2. The little girl standing right next to me in the train was crying as she talked to her parents on her cell phone; she looked like Abigail Breslin in Little Miss Sunshine. She had gotten on the wrong train and was surrounded by people twice her height, not knowing where she was going. She shut her tears off and got advice from her parents on how to get on the correct train and hung up. I asked if she needed any help but she was OK, just waiting for the train to stop so she could get on one going south. I said I had made the same mistake last year (true) and it was really embarrassing. She nodded along with my story and we had nothing else to say; then she got off and immediately disappeared in a crowd of grownups. I had never imagined that a mundane trainload of tired commuters could look so alien and menacing to a kid.

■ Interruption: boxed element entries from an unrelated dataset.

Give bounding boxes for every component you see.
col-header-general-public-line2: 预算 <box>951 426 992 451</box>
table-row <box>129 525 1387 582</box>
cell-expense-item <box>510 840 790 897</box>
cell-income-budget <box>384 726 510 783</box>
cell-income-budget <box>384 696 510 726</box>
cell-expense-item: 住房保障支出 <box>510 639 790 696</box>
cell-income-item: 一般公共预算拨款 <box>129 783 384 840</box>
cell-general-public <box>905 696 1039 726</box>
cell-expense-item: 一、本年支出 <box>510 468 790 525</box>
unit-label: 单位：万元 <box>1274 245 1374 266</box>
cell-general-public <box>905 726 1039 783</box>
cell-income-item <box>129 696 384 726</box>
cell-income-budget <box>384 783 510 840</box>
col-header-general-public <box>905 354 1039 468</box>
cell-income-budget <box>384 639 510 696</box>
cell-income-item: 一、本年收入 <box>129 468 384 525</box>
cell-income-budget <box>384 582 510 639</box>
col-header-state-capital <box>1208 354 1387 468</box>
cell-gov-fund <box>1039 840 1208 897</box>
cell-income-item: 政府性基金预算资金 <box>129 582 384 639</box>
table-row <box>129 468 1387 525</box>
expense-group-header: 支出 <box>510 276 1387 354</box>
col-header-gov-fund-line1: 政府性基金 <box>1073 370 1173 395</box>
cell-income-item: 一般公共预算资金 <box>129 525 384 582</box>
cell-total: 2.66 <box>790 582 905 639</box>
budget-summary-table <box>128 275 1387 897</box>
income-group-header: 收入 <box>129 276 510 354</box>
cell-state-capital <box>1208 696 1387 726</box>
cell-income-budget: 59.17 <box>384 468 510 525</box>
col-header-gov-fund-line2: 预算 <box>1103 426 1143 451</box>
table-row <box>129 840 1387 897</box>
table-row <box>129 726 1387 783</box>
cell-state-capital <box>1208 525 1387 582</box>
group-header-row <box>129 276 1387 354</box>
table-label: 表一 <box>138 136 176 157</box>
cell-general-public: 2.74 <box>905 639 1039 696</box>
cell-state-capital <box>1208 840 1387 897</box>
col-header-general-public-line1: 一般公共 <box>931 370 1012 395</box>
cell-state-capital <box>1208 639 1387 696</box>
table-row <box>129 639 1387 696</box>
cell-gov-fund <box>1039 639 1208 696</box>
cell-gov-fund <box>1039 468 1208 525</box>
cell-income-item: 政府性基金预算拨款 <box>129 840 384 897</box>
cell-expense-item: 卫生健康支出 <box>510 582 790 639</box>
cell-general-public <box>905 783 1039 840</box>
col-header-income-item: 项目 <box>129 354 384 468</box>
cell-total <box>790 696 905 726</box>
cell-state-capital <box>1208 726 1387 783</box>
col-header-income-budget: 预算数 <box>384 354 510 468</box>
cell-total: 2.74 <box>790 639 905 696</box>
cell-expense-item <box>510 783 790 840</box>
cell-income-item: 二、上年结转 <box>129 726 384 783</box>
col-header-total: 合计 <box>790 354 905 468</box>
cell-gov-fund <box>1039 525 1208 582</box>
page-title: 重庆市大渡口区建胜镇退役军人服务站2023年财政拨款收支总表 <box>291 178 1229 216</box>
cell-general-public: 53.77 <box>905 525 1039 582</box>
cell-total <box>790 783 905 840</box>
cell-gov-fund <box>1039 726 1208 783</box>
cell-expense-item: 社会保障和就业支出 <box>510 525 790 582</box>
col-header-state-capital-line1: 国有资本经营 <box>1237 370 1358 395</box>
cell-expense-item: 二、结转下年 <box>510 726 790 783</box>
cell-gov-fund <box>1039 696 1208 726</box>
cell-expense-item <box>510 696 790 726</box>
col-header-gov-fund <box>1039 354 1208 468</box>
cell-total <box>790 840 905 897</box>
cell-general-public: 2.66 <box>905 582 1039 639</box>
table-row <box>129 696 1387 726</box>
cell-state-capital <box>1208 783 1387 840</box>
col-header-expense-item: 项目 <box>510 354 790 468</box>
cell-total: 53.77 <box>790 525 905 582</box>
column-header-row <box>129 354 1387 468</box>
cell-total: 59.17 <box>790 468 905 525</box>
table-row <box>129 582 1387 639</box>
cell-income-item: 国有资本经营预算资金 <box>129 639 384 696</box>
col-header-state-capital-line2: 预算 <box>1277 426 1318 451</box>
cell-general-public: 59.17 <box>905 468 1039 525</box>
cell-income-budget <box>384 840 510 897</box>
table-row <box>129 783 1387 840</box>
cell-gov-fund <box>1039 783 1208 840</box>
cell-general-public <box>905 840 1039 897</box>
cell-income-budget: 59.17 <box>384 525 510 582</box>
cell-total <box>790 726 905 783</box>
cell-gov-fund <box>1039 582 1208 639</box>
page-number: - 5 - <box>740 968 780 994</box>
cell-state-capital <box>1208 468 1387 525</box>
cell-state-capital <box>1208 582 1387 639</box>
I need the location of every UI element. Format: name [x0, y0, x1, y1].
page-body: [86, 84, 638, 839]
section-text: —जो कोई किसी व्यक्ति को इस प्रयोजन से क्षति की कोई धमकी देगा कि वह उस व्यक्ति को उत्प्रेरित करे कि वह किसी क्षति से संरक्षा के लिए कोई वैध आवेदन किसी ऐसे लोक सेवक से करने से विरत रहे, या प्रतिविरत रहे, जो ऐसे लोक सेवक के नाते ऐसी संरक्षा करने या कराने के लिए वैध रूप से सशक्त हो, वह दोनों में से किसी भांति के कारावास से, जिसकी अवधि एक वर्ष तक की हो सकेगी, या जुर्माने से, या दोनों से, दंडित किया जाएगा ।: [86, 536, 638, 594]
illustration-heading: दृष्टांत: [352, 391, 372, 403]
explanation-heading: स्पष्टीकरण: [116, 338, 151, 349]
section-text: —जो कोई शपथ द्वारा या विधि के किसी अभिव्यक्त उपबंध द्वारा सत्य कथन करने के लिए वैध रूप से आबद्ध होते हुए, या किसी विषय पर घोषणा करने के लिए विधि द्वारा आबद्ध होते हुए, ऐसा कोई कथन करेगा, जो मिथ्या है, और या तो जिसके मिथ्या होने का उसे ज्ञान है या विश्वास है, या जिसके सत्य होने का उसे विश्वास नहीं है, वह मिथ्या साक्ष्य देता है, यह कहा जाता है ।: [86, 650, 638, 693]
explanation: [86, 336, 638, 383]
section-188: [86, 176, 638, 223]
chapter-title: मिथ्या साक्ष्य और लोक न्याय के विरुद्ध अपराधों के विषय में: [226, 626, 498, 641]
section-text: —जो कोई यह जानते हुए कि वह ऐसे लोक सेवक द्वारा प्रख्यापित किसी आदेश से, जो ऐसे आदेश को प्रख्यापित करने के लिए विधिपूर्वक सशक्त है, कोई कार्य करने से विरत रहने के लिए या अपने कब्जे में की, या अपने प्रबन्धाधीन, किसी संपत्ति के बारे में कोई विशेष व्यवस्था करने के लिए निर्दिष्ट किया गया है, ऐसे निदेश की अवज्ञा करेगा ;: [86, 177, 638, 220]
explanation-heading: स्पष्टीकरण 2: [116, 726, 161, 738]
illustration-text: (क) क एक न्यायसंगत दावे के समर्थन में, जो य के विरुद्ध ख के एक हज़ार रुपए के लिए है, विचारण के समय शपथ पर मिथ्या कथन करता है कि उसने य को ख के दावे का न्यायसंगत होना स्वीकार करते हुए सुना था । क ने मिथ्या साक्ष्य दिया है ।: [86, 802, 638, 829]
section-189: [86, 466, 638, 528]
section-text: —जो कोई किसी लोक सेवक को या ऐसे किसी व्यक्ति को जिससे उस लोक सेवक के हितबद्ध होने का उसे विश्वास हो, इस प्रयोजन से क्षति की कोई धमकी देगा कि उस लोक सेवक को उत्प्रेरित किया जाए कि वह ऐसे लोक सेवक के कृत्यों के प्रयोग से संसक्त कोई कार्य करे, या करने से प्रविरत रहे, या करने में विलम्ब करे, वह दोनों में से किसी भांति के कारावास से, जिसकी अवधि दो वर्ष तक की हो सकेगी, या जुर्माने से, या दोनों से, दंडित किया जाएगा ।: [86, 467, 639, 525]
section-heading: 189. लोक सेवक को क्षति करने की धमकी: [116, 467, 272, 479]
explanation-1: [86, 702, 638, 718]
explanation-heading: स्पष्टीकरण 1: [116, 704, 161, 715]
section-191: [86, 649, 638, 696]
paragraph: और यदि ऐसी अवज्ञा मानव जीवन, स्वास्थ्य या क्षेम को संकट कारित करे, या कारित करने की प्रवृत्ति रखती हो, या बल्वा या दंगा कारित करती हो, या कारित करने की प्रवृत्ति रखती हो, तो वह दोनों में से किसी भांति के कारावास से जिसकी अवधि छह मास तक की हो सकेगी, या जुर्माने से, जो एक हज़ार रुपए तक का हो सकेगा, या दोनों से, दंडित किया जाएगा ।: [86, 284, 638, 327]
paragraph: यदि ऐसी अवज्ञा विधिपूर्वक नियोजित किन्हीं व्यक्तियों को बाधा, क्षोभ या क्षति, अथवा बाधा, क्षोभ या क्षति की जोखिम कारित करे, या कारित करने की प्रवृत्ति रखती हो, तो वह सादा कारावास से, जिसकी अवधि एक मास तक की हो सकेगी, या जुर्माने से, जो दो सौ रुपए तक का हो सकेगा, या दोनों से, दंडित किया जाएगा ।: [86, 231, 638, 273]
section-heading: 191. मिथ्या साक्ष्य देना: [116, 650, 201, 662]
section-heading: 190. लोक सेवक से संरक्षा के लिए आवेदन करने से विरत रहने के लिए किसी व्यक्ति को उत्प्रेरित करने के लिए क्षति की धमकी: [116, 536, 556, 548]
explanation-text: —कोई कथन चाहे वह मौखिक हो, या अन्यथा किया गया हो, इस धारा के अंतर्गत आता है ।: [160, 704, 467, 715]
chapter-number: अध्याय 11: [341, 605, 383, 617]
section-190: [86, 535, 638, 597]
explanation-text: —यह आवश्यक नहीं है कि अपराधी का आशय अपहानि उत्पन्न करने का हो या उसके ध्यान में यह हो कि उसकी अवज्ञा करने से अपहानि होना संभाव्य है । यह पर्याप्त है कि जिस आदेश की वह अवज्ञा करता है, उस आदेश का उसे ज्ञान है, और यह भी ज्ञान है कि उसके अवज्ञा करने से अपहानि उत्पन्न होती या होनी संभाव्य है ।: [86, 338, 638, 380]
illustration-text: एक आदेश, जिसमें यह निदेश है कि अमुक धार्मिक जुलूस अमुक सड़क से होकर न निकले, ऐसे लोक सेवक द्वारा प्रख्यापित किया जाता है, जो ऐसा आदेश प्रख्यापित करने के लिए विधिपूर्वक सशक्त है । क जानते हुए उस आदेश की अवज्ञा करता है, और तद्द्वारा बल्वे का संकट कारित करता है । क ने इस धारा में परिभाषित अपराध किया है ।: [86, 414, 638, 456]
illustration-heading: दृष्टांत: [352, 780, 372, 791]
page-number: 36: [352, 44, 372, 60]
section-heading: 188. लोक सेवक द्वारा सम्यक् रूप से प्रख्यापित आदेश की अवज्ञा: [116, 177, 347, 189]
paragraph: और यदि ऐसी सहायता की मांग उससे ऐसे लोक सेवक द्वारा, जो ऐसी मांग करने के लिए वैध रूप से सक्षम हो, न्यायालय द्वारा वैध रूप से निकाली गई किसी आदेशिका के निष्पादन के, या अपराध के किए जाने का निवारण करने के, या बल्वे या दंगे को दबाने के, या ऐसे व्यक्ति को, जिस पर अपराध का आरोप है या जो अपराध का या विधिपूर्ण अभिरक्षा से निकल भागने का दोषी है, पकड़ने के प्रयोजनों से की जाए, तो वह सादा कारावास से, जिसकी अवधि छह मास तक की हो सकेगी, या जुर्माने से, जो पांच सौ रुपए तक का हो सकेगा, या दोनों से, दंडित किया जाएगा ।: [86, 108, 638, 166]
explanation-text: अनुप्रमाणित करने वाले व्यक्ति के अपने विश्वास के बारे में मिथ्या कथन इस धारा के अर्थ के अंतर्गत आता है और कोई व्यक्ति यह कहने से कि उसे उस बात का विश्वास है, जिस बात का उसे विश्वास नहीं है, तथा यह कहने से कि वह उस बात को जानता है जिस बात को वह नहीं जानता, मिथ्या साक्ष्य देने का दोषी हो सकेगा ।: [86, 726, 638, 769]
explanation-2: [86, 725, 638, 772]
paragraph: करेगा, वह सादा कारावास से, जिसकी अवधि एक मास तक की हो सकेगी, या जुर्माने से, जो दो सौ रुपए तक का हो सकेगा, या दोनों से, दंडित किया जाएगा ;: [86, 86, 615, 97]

3. I've had enough of people seeking attention on the train just for the sake of attention (Link). So when a guy on the train last Memorial Day started moaning, I first looked to see if he was ill. He appeared healthy, about 20 years old, and was listening to a radio with earphones. He was moaning tunelessly, fairly loud, with the music. In the past I've ignored this kind of thing but this time I faced him and stared into the side of his head. He turned to me and explained that he was singing "God Bless America" along with the radio station; it was playing the song for the holiday. I smiled and nodded, not knowing whether the guy was serious. He appeared embarrassed and got off at the next stop. Did I ruin a patriotic holiday for a young citizen? Or did he get the attention he wanted? I still don't know.